What are you trying to say?
ask me that before i get flamed
So you are the victim?
We are in the game and can’t get out that easily – but we can do an update and replace program for the IKE/Dulles Atoms for peace program/welfare check for GE/Westinghouse power plants of the 60′s and 70′s.
Plants like the heavy water Canadian CANDU can be very safe (fail safe via the physics is asserted) and less expensive to build than most reactors in use today – but they have a byproduct of weapons grade plutonium – but then they can use unenriched uranium.
Likewise we find the Chinese doing the interesting work, with folks at Beijing’s Tsinghua University actually building a new nuclear power facility: a pebble-bed reactor (PBR) – sometimes also known as a Pebble Bed Modular Reactor (PBMR) that is small enough to be assembled from mass-produced parts, cheap enough for emerging economies (like the US is becoming), and is safe because of physics, not operator skill or reinforced concrete – meltdown-proof. Here the fuel is not conventional fuel rods made of enriched uranium, but rather pyrolytic graphite coated pebbles with uranium cores that are subject to decreased effectiveness as heat rises (the Doppler Broadening effect). This built-in negative feedback places a temperature limit (with – and without – helium gas for cooling) on the fuel without operator intervention that is less than the melt down temperature of the pebbles’ shell.

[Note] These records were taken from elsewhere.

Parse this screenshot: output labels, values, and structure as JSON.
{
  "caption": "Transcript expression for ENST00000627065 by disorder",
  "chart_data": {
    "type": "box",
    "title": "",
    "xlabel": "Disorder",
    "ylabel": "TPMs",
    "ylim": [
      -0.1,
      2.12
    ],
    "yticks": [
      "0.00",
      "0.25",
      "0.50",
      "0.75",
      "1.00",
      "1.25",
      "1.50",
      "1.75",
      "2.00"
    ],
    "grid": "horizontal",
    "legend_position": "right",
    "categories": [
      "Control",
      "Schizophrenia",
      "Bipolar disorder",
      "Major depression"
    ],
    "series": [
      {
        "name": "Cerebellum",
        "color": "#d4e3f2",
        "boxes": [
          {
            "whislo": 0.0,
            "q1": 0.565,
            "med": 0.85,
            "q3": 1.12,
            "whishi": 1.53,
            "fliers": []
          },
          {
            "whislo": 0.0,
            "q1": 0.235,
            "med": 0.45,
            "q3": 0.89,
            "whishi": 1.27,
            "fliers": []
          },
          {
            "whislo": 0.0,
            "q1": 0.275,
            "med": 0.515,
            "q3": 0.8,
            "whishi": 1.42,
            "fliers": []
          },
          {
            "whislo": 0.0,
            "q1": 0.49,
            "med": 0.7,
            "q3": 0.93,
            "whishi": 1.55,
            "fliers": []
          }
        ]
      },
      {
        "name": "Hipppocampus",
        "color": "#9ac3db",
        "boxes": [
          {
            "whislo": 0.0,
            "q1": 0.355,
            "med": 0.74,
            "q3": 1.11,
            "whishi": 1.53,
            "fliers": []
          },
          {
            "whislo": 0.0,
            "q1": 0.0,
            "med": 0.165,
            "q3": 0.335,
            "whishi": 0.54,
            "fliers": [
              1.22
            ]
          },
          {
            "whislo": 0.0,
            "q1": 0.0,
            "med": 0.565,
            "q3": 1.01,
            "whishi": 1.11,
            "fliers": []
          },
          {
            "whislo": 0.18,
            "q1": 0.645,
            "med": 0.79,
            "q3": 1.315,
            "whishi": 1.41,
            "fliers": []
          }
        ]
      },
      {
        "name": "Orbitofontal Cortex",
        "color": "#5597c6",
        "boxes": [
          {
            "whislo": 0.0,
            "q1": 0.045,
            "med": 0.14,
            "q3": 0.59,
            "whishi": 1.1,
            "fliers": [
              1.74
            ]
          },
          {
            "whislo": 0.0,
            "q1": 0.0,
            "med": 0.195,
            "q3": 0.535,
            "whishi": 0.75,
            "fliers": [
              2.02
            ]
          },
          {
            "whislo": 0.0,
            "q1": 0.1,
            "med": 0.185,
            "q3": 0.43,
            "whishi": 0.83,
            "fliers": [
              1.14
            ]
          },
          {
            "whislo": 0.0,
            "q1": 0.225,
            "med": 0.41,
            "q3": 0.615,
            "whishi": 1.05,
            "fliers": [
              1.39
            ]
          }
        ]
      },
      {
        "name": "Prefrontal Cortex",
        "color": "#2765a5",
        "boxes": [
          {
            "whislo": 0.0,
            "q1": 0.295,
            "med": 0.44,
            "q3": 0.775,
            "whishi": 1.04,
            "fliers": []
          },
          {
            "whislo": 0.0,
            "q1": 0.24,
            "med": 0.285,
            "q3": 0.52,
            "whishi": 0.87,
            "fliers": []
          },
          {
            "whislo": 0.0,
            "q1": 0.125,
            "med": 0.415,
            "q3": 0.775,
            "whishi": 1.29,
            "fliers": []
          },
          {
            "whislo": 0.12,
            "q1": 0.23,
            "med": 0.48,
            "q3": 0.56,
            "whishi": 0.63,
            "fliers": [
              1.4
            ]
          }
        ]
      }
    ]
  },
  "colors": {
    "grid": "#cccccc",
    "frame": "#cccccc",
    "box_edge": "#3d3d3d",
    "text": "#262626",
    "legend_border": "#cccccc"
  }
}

If we’re getting “conflicting stories” about radiation danger, guess which side the engineers supplying most of the information are erring on.
I mean, the operative plan is to call it trivial, until proved otherwise.
Kinda like the U.S. Coast Guard honcho in the GOM, low-balling like a maniac, 24 hours after the platform exploded and sank:
“No oil is escaping from the well-head.”
Thank you, papau
I do not think anything the Japanese gov’t says is true right now… regarding how bad this disaster is.
Yeah, let’s load the third-world down with small, cheap reactors built from mass-produced parts … what could possibly go wrong?
When they built these reactors (you know, the ones currently blowing up), you know what all the scientists were saying? They were saying those control rods make a runaway reaction impossible … because of physics. And for skeptics, a discussion of increased heat lowering water density and reducing the number of neutrons available to the reaction (resulting in reduced effectiveness as heat rises). Virtually meltdown-proof those light water reactors dontchaknow.
Nuclear physicists will flat-out mislead an audience. For money. You should of seen some of the “science” they pulled out of their asses trying to ram through Yucca. They are angling for $200 billion on this (at least that’s the number I heard batted around).
Nuclear Power is an absurd thing to substantially base meeting our future energy needs on. It’s a siren song for intelligent fools. The responsible place for nuclear in our future energy plans is to replace a few key aging facilities as we transition to legitimately green renewables and perhaps a few thorium salt based reactors to burn off some of the high level waste pro-nuke morons currently have piling up around our eyeballs with no safe way to dispose of it.
‘no oil escaping from the well-head”
Oops, CNN breaking. Major problems. Confirm?